Highlights from the turboquant_plus paper set relevant to this port:

  • asymmetric-kv-compression.md — K bandwidth-critical, V tolerates harder quant; motivates Bf16K+Turbo3V.
  • sparse-v-dequant.md — per-row softmax-gated V skip.
  • inner-q.md<Q/s, s·K> = <Q, K> identity.
  • layer-aware-v-compression.md (LA-V7) — boundary V layers stay higher precision.
  • triattention-v3.md — long-context eviction policy (NOT ported in this work; substrate exists but no kernel yet).
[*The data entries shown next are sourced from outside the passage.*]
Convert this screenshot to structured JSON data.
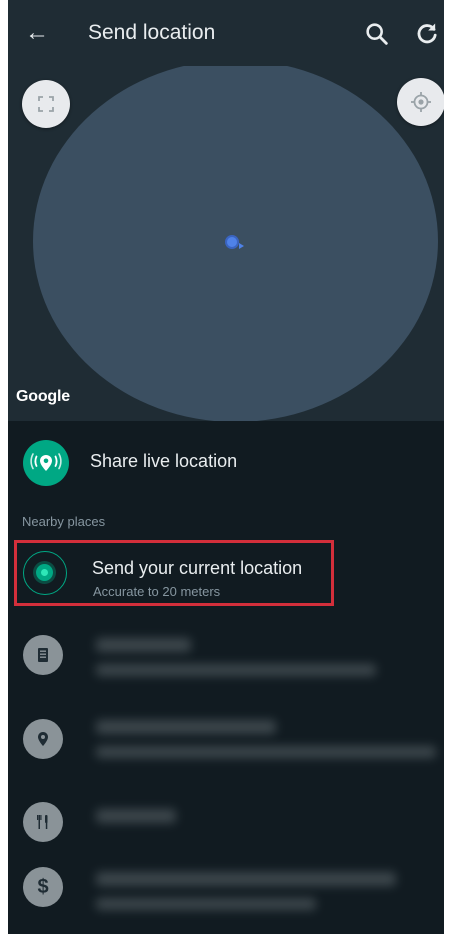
{
  "appbar": {
    "title": "Send location",
    "back_icon": "arrow-left-icon",
    "search_icon": "search-icon",
    "refresh_icon": "refresh-icon"
  },
  "map": {
    "watermark": "Google",
    "fullscreen_icon": "fullscreen-icon",
    "my_location_icon": "my-location-icon"
  },
  "share_live": {
    "label": "Share live location",
    "icon": "live-location-icon"
  },
  "nearby": {
    "header": "Nearby places",
    "current": {
      "title": "Send your current location",
      "subtitle": "Accurate to 20 meters",
      "icon": "current-location-icon"
    },
    "places": [
      {
        "icon": "building-icon"
      },
      {
        "icon": "pin-icon"
      },
      {
        "icon": "restaurant-icon"
      },
      {
        "icon": "dollar-icon"
      }
    ]
  },
  "colors": {
    "accent": "#00a884",
    "highlight": "#d32f3b",
    "background": "#111b21",
    "bar": "#1f2c34"
  }
}
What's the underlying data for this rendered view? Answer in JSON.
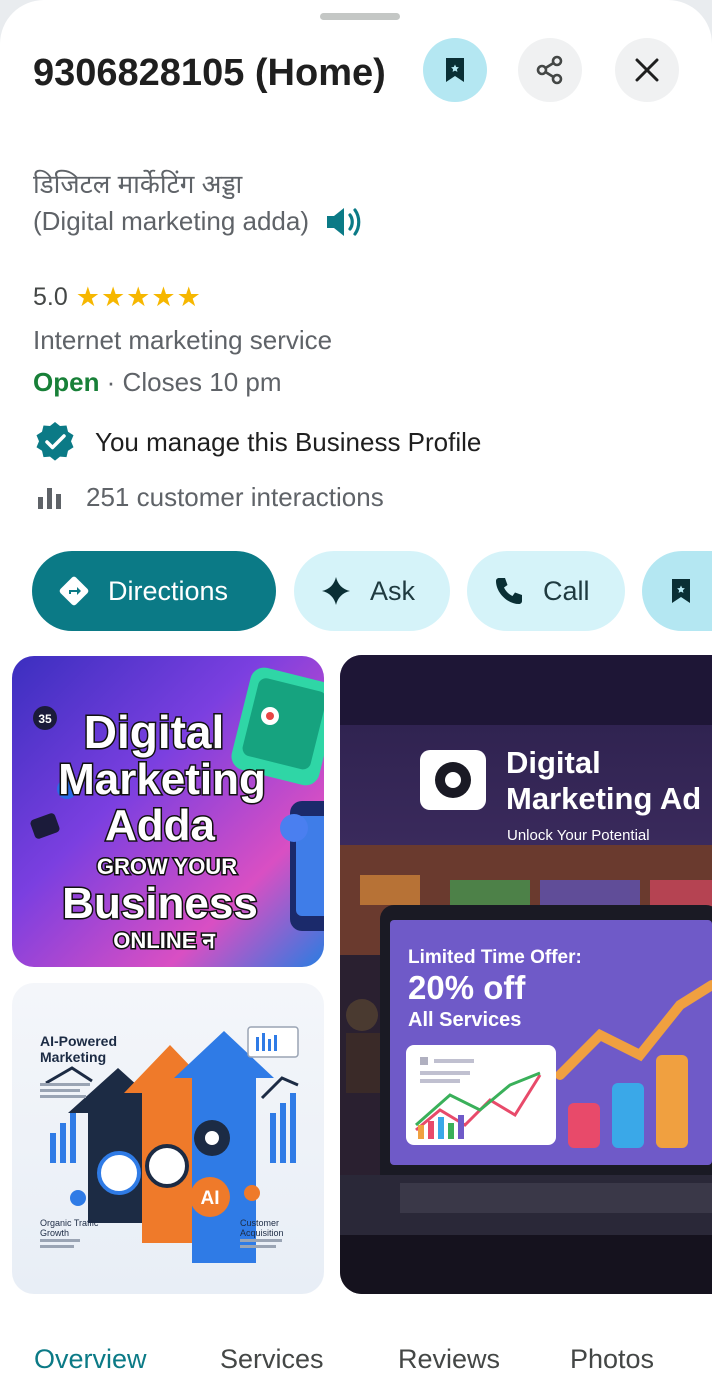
{
  "place": {
    "title": "9306828105 (Home)",
    "name_hindi": "डिजिटल मार्केटिंग अड्डा",
    "name_english": "(Digital marketing adda)",
    "rating": "5.0",
    "stars": "★★★★★",
    "category": "Internet marketing service",
    "status_open": "Open",
    "status_closes": " · Closes 10 pm",
    "manage_text": "You manage this Business Profile",
    "interactions_text": "251 customer interactions"
  },
  "actions": {
    "directions": "Directions",
    "ask": "Ask",
    "call": "Call"
  },
  "photos": {
    "p1": {
      "line1": "Digital",
      "line2": "Marketing",
      "line3": "Adda",
      "line4": "GROW YOUR",
      "line5": "Business",
      "line6": "ONLINE न",
      "badge": "35"
    },
    "p2": {
      "brand1": "Digital",
      "brand2": "Marketing Ad",
      "tagline": "Unlock Your Potential",
      "offer1": "Limited Time Offer:",
      "offer2": "20% off",
      "offer3": "All Services"
    },
    "p3": {
      "title1": "AI-Powered",
      "title2": "Marketing",
      "label_left1": "Organic Traffic",
      "label_left2": "Growth",
      "label_right1": "Customer",
      "label_right2": "Acquisition",
      "ai": "AI"
    }
  },
  "tabs": [
    "Overview",
    "Services",
    "Reviews",
    "Photos"
  ],
  "colors": {
    "accent": "#0b7a86",
    "chip_light": "#d5f3f9",
    "save_bg": "#b4e7f2",
    "open_green": "#188038",
    "star_yellow": "#f6b700"
  }
}
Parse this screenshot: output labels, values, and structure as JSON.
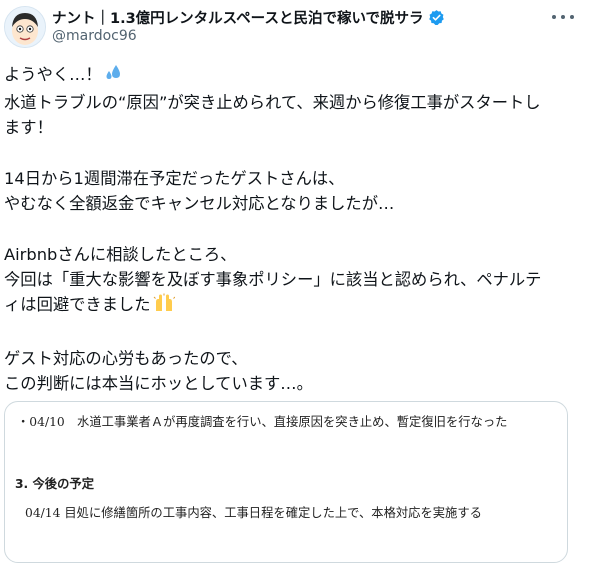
{
  "author": {
    "display_name": "ナント｜1.3億円レンタルスペースと民泊で稼いで脱サラ",
    "handle": "@mardoc96",
    "verified": true
  },
  "icons": {
    "verified": "verified-badge-icon",
    "more": "more-options-icon",
    "drop": "sweat-droplets-emoji",
    "hands": "raising-hands-emoji"
  },
  "colors": {
    "verified_blue": "#1d9bf0",
    "secondary_text": "#536471",
    "card_border": "#cfd9de"
  },
  "tweet": {
    "line1": "ようやく…！",
    "line2": "水道トラブルの“原因”が突き止められて、来週から修復工事がスタートし",
    "line3": "ます！",
    "line4": "14日から1週間滞在予定だったゲストさんは、",
    "line5": "やむなく全額返金でキャンセル対応となりましたが…",
    "line6": "Airbnbさんに相談したところ、",
    "line7": "今回は「重大な影響を及ぼす事象ポリシー」に該当と認められ、ペナルテ",
    "line8": "ィは回避できました",
    "line9": "ゲスト対応の心労もあったので、",
    "line10": "この判断には本当にホッとしています…。"
  },
  "attachment": {
    "entry_0410": "・04/10　水道工事業者Ａが再度調査を行い、直接原因を突き止め、暫定復旧を行なった",
    "section_heading": "3. 今後の予定",
    "entry_0414": "04/14 目処に修繕箇所の工事内容、工事日程を確定した上で、本格対応を実施する"
  }
}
All of those pieces are AI-generated (per CONTRIBUTING.md's AI-first policy) by Tom Turney working with Claude over the course of this integration. The CUDA kernels are hand-tuned by Claude after profiling on GB10; the Rust dispatch and tests are AI-generated and reviewed.

Known follow-ups

  • Other asym combo kernels (Bf16K+Turbo4V, Bf16K+Turbo2V, Fp8K+Turbo[234]V) — prefill_paged_compute_asym.cuh template is in place; each combo is a ~30-line clone of the Bf16K+Turbo3V kernel.
  • Turbo2 BR=64 prefill — currently uses the BR=32 entry while BR=64 OOB is investigated. BR=64 would be ~15% faster but not blocking.
  • TQ4_1S / TQ3_1S weight quantisation — separate from KV cache. Tracked in the TQ+ paper set but explicitly out of scope for this integration.
  • TriAttention long-context eviction — substrate exists via boundary_dtype but no kernel yet. Tracked under triattention-v3.md in the paper set.

Citations chain

See CITATIONS.md at the repo root for the full prior-art chain (Google TurboQuant paper → TheTom/turboquant_plus umbrella → TheTom/llama-cpp-turboquant engine reference → this Atlas port).